The Puglia and Campania clans were smuggling cigarettes into Europe to get around government taxes. They imported thousands of crates from Montenegro every month, with a turnover of 500 million lire—roughly $330,000—on each shipment. Now all that has broken up. It’s no longer worth it for the clans to deal in contraband cigarettes. But Antoine Lavoisier’s maxim holds true: nothing is lost, nothing is created, everything is transformed. In nature, but above all in the dynamics of capitalism. Consumer goods have replaced the nicotine habit as the new contraband. A cutthroat price war is developing, as discounts mean the difference between life and death for agents, wholesalers, and merchants. Taxes, VAT, and tractor-trailer maximums are the deadwood of profit, the real obstacles hindering the circulation of merchandise and money. To take advantage of cheap labor, the big companies are shifting production to the east, to Romania or Moldavia, or even farther—to China. But that’s not enough. The merchandise is cheap, but it enters a market where more and more consumers with unstable incomes or minimal savings keep track of every cent. As unsold merchandise piles up, new items—genuine, false, semifalse, or partly real—arrive. Silently, without a trace. With less visibility than cigarettes, since there’s no illegal distribution. As if they’d never been shipped, as if they’d sprouted in the fields and been harvested by some unknown hand. Money doesn’t stink, but merchandise smells sweet. It doesn’t give off the odor of the sea it crossed or the hands that produced it, and there are no grease stains from the machinery that assembled it. Merchandise smells of itself. Its only smell comes from the shopkeeper’s counter, and its only endpoint is the buyer’s home.

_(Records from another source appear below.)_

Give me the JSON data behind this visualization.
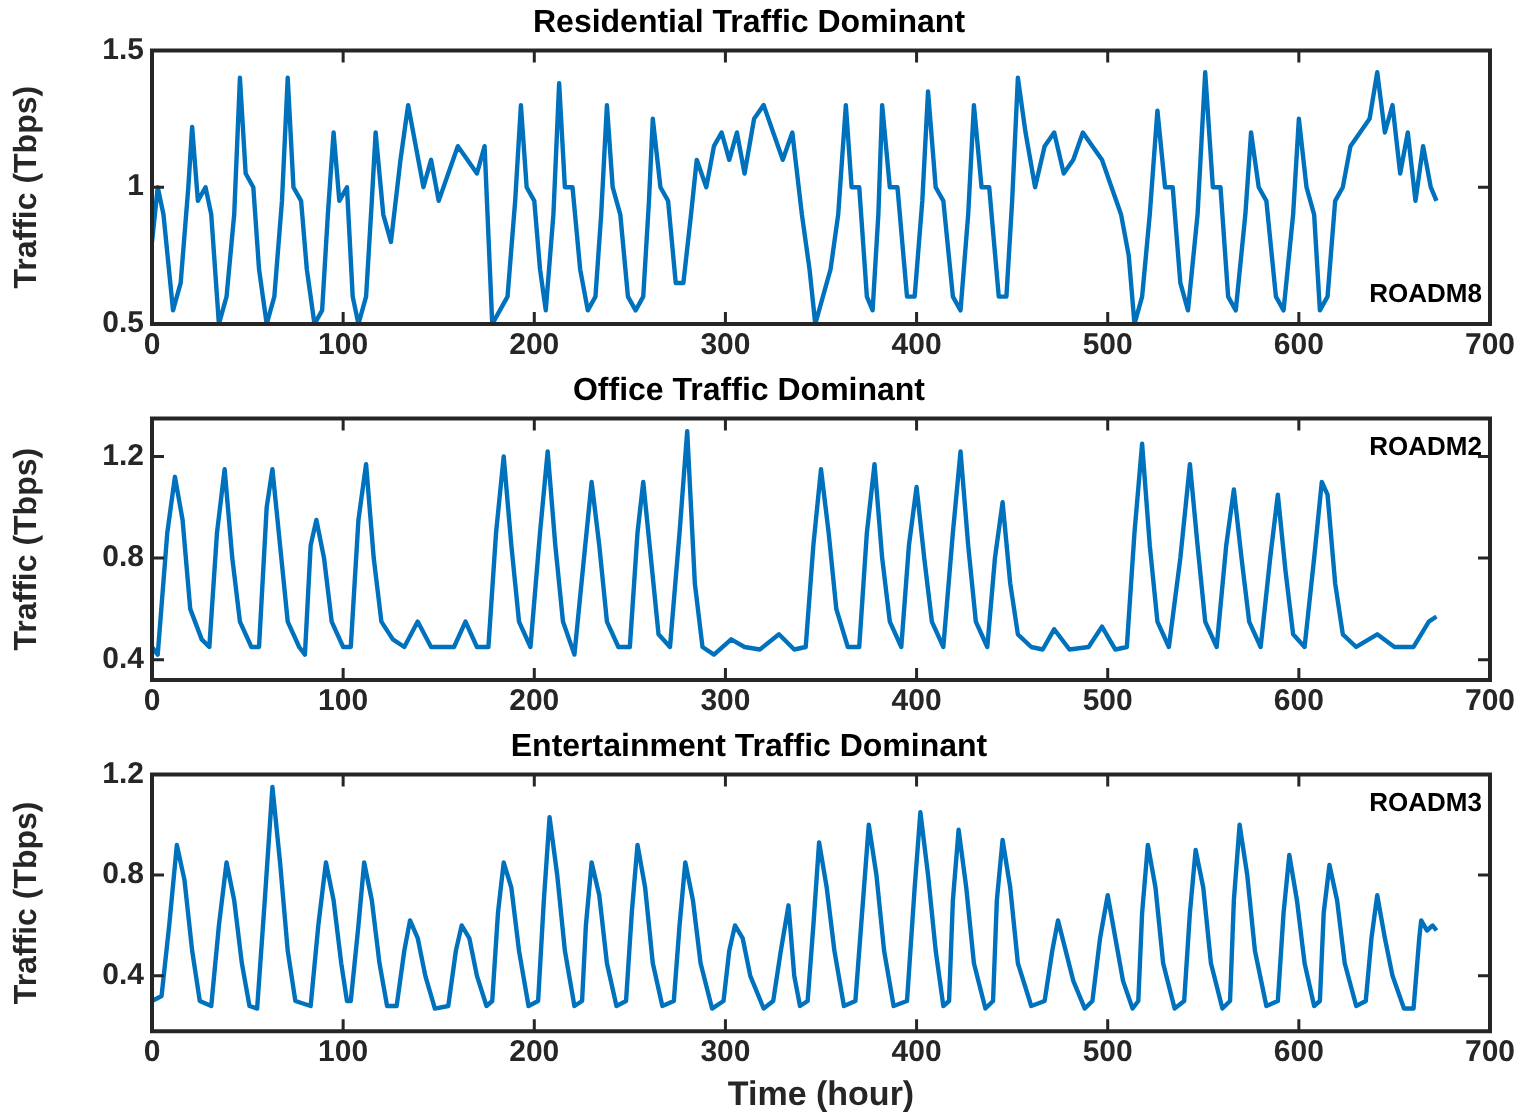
{
  "chart_data": [
    {
      "type": "line",
      "title": "Residential Traffic Dominant",
      "ylabel": "Traffic (Tbps)",
      "annotations": [
        "ROADM8"
      ],
      "color": "#0072bd",
      "marker": "none",
      "grid": false,
      "legend": false,
      "xlim": [
        0,
        700
      ],
      "xticks": [
        0,
        100,
        200,
        300,
        400,
        500,
        600,
        700
      ],
      "ylim": [
        0.5,
        1.5
      ],
      "yticks": [
        0.5,
        1,
        1.5
      ],
      "x": [
        0,
        3,
        6,
        11,
        15,
        19,
        21,
        24,
        28,
        31,
        35,
        39,
        43,
        46,
        49,
        53,
        56,
        60,
        64,
        68,
        71,
        74,
        78,
        81,
        85,
        89,
        92,
        95,
        98,
        102,
        105,
        108,
        112,
        115,
        117,
        121,
        125,
        130,
        134,
        138,
        142,
        146,
        150,
        155,
        160,
        165,
        170,
        174,
        178,
        182,
        186,
        190,
        193,
        196,
        200,
        203,
        206,
        210,
        213,
        216,
        220,
        224,
        228,
        232,
        235,
        238,
        241,
        245,
        249,
        253,
        257,
        260,
        262,
        266,
        270,
        274,
        278,
        282,
        285,
        290,
        294,
        298,
        302,
        306,
        310,
        315,
        320,
        325,
        330,
        335,
        340,
        344,
        347,
        351,
        355,
        359,
        363,
        366,
        370,
        374,
        377,
        380,
        382,
        386,
        390,
        395,
        399,
        403,
        406,
        410,
        414,
        419,
        423,
        427,
        430,
        434,
        438,
        443,
        447,
        450,
        453,
        457,
        462,
        467,
        472,
        477,
        482,
        487,
        492,
        497,
        502,
        507,
        511,
        514,
        518,
        522,
        526,
        530,
        534,
        538,
        542,
        547,
        551,
        555,
        559,
        563,
        567,
        572,
        575,
        579,
        583,
        588,
        592,
        597,
        600,
        604,
        608,
        611,
        615,
        619,
        623,
        627,
        632,
        637,
        641,
        645,
        649,
        653,
        657,
        661,
        665,
        669,
        672
      ],
      "values": [
        0.8,
        1.0,
        0.9,
        0.55,
        0.65,
        1.0,
        1.22,
        0.95,
        1.0,
        0.9,
        0.5,
        0.6,
        0.9,
        1.4,
        1.05,
        1.0,
        0.7,
        0.5,
        0.6,
        0.95,
        1.4,
        1.0,
        0.95,
        0.7,
        0.5,
        0.55,
        0.9,
        1.2,
        0.95,
        1.0,
        0.6,
        0.5,
        0.6,
        0.95,
        1.2,
        0.9,
        0.8,
        1.1,
        1.3,
        1.15,
        1.0,
        1.1,
        0.95,
        1.05,
        1.15,
        1.1,
        1.05,
        1.15,
        0.5,
        0.55,
        0.6,
        0.95,
        1.3,
        1.0,
        0.95,
        0.7,
        0.55,
        0.9,
        1.38,
        1.0,
        1.0,
        0.7,
        0.55,
        0.6,
        0.9,
        1.3,
        1.0,
        0.9,
        0.6,
        0.55,
        0.6,
        0.95,
        1.25,
        1.0,
        0.95,
        0.65,
        0.65,
        0.9,
        1.1,
        1.0,
        1.15,
        1.2,
        1.1,
        1.2,
        1.05,
        1.25,
        1.3,
        1.2,
        1.1,
        1.2,
        0.9,
        0.7,
        0.5,
        0.6,
        0.7,
        0.9,
        1.3,
        1.0,
        1.0,
        0.6,
        0.55,
        0.9,
        1.3,
        1.0,
        1.0,
        0.6,
        0.6,
        0.95,
        1.35,
        1.0,
        0.95,
        0.6,
        0.55,
        0.9,
        1.3,
        1.0,
        1.0,
        0.6,
        0.6,
        0.95,
        1.4,
        1.2,
        1.0,
        1.15,
        1.2,
        1.05,
        1.1,
        1.2,
        1.15,
        1.1,
        1.0,
        0.9,
        0.75,
        0.5,
        0.6,
        0.9,
        1.28,
        1.0,
        1.0,
        0.65,
        0.55,
        0.9,
        1.42,
        1.0,
        1.0,
        0.6,
        0.55,
        0.9,
        1.2,
        1.0,
        0.95,
        0.6,
        0.55,
        0.9,
        1.25,
        1.0,
        0.9,
        0.55,
        0.6,
        0.95,
        1.0,
        1.15,
        1.2,
        1.25,
        1.42,
        1.2,
        1.3,
        1.05,
        1.2,
        0.95,
        1.15,
        1.0,
        0.95
      ]
    },
    {
      "type": "line",
      "title": "Office Traffic Dominant",
      "ylabel": "Traffic (Tbps)",
      "annotations": [
        "ROADM2"
      ],
      "color": "#0072bd",
      "marker": "none",
      "grid": false,
      "legend": false,
      "xlim": [
        0,
        700
      ],
      "xticks": [
        0,
        100,
        200,
        300,
        400,
        500,
        600,
        700
      ],
      "ylim": [
        0.32,
        1.35
      ],
      "yticks": [
        0.4,
        0.8,
        1.2
      ],
      "x": [
        0,
        3,
        8,
        12,
        16,
        20,
        26,
        30,
        34,
        38,
        42,
        46,
        52,
        56,
        60,
        63,
        67,
        71,
        77,
        80,
        83,
        86,
        90,
        94,
        100,
        104,
        108,
        112,
        116,
        120,
        126,
        132,
        139,
        146,
        152,
        158,
        164,
        170,
        176,
        180,
        184,
        188,
        192,
        198,
        203,
        207,
        211,
        215,
        221,
        226,
        230,
        234,
        238,
        244,
        250,
        254,
        257,
        261,
        265,
        271,
        276,
        280,
        284,
        288,
        294,
        303,
        310,
        318,
        328,
        336,
        342,
        346,
        350,
        354,
        358,
        364,
        370,
        374,
        378,
        382,
        386,
        392,
        396,
        400,
        404,
        408,
        414,
        419,
        423,
        427,
        431,
        437,
        441,
        445,
        449,
        453,
        460,
        466,
        472,
        480,
        490,
        497,
        504,
        510,
        514,
        518,
        522,
        526,
        532,
        538,
        543,
        547,
        551,
        557,
        562,
        566,
        570,
        574,
        580,
        585,
        589,
        593,
        597,
        603,
        608,
        612,
        615,
        619,
        623,
        630,
        641,
        650,
        660,
        668,
        672
      ],
      "values": [
        0.45,
        0.42,
        0.9,
        1.12,
        0.95,
        0.6,
        0.48,
        0.45,
        0.9,
        1.15,
        0.8,
        0.55,
        0.45,
        0.45,
        1.0,
        1.15,
        0.85,
        0.55,
        0.45,
        0.42,
        0.85,
        0.95,
        0.8,
        0.55,
        0.45,
        0.45,
        0.95,
        1.17,
        0.8,
        0.55,
        0.48,
        0.45,
        0.55,
        0.45,
        0.45,
        0.45,
        0.55,
        0.45,
        0.45,
        0.9,
        1.2,
        0.85,
        0.55,
        0.45,
        0.9,
        1.22,
        0.85,
        0.55,
        0.42,
        0.8,
        1.1,
        0.85,
        0.55,
        0.45,
        0.45,
        0.9,
        1.1,
        0.8,
        0.5,
        0.45,
        0.9,
        1.3,
        0.7,
        0.45,
        0.42,
        0.48,
        0.45,
        0.44,
        0.5,
        0.44,
        0.45,
        0.85,
        1.15,
        0.9,
        0.6,
        0.45,
        0.45,
        0.9,
        1.17,
        0.8,
        0.55,
        0.45,
        0.85,
        1.08,
        0.8,
        0.55,
        0.45,
        0.9,
        1.22,
        0.85,
        0.55,
        0.45,
        0.8,
        1.02,
        0.7,
        0.5,
        0.45,
        0.44,
        0.52,
        0.44,
        0.45,
        0.53,
        0.44,
        0.45,
        0.9,
        1.25,
        0.85,
        0.55,
        0.45,
        0.8,
        1.17,
        0.85,
        0.55,
        0.45,
        0.85,
        1.07,
        0.8,
        0.55,
        0.45,
        0.8,
        1.05,
        0.75,
        0.5,
        0.45,
        0.8,
        1.1,
        1.05,
        0.7,
        0.5,
        0.45,
        0.5,
        0.45,
        0.45,
        0.55,
        0.57
      ]
    },
    {
      "type": "line",
      "title": "Entertainment Traffic Dominant",
      "ylabel": "Traffic (Tbps)",
      "xlabel": "Time (hour)",
      "annotations": [
        "ROADM3"
      ],
      "color": "#0072bd",
      "marker": "none",
      "grid": false,
      "legend": false,
      "xlim": [
        0,
        700
      ],
      "xticks": [
        0,
        100,
        200,
        300,
        400,
        500,
        600,
        700
      ],
      "ylim": [
        0.18,
        1.2
      ],
      "yticks": [
        0.4,
        0.8,
        1.2
      ],
      "x": [
        0,
        5,
        9,
        13,
        17,
        21,
        25,
        31,
        35,
        39,
        43,
        47,
        51,
        55,
        59,
        63,
        67,
        71,
        75,
        83,
        87,
        91,
        95,
        99,
        102,
        104,
        108,
        111,
        115,
        119,
        123,
        128,
        132,
        135,
        139,
        143,
        148,
        155,
        159,
        162,
        166,
        170,
        175,
        178,
        181,
        184,
        188,
        192,
        197,
        202,
        205,
        208,
        212,
        216,
        221,
        225,
        227,
        230,
        234,
        238,
        243,
        248,
        251,
        254,
        258,
        262,
        267,
        273,
        276,
        279,
        283,
        287,
        293,
        299,
        302,
        305,
        309,
        313,
        320,
        325,
        329,
        333,
        336,
        339,
        343,
        346,
        349,
        353,
        357,
        362,
        368,
        372,
        375,
        379,
        383,
        388,
        395,
        399,
        402,
        406,
        410,
        414,
        417,
        419,
        422,
        426,
        430,
        436,
        440,
        442,
        445,
        449,
        453,
        460,
        467,
        471,
        474,
        478,
        482,
        488,
        492,
        496,
        500,
        504,
        508,
        513,
        516,
        518,
        521,
        525,
        529,
        535,
        540,
        543,
        546,
        550,
        554,
        560,
        564,
        566,
        569,
        573,
        577,
        583,
        589,
        592,
        595,
        599,
        603,
        608,
        611,
        613,
        616,
        620,
        624,
        630,
        635,
        638,
        641,
        645,
        649,
        655,
        660,
        663,
        664,
        667,
        670,
        672
      ],
      "values": [
        0.3,
        0.32,
        0.6,
        0.92,
        0.78,
        0.5,
        0.3,
        0.28,
        0.6,
        0.85,
        0.7,
        0.45,
        0.28,
        0.27,
        0.7,
        1.15,
        0.85,
        0.5,
        0.3,
        0.28,
        0.6,
        0.85,
        0.7,
        0.45,
        0.3,
        0.3,
        0.6,
        0.85,
        0.7,
        0.45,
        0.28,
        0.28,
        0.5,
        0.62,
        0.55,
        0.4,
        0.27,
        0.28,
        0.5,
        0.6,
        0.55,
        0.4,
        0.28,
        0.3,
        0.65,
        0.85,
        0.75,
        0.5,
        0.28,
        0.3,
        0.7,
        1.03,
        0.8,
        0.5,
        0.28,
        0.3,
        0.6,
        0.85,
        0.72,
        0.45,
        0.28,
        0.3,
        0.65,
        0.92,
        0.75,
        0.45,
        0.28,
        0.3,
        0.6,
        0.85,
        0.7,
        0.45,
        0.27,
        0.3,
        0.5,
        0.6,
        0.55,
        0.4,
        0.27,
        0.3,
        0.5,
        0.68,
        0.4,
        0.28,
        0.3,
        0.6,
        0.93,
        0.75,
        0.5,
        0.28,
        0.3,
        0.7,
        1.0,
        0.8,
        0.5,
        0.28,
        0.3,
        0.75,
        1.05,
        0.8,
        0.5,
        0.28,
        0.3,
        0.7,
        0.98,
        0.75,
        0.45,
        0.27,
        0.3,
        0.7,
        0.94,
        0.75,
        0.45,
        0.28,
        0.3,
        0.5,
        0.62,
        0.5,
        0.38,
        0.27,
        0.3,
        0.55,
        0.72,
        0.55,
        0.38,
        0.27,
        0.3,
        0.65,
        0.92,
        0.75,
        0.45,
        0.27,
        0.3,
        0.65,
        0.9,
        0.75,
        0.45,
        0.27,
        0.3,
        0.7,
        1.0,
        0.8,
        0.5,
        0.28,
        0.3,
        0.65,
        0.88,
        0.7,
        0.45,
        0.28,
        0.3,
        0.65,
        0.84,
        0.7,
        0.45,
        0.28,
        0.3,
        0.55,
        0.72,
        0.55,
        0.4,
        0.27,
        0.27,
        0.55,
        0.62,
        0.58,
        0.6,
        0.58
      ]
    }
  ]
}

We left the sea behind and headed home. The van barely gave us time to get out before it returned to the port to collect more cartons, more merchandise. I nearly fainted getting into the elevator. I took off my sweatshirt, soaked with sea and sweat, and threw myself on my bed. I don’t know how many boxes I’d carried and stacked, but I felt as if I’d unloaded shoes for half of the feet of Italy. I was exhausted, as if it were the end of a long, hard day. My apartment mates were just waking up. It was still early morning.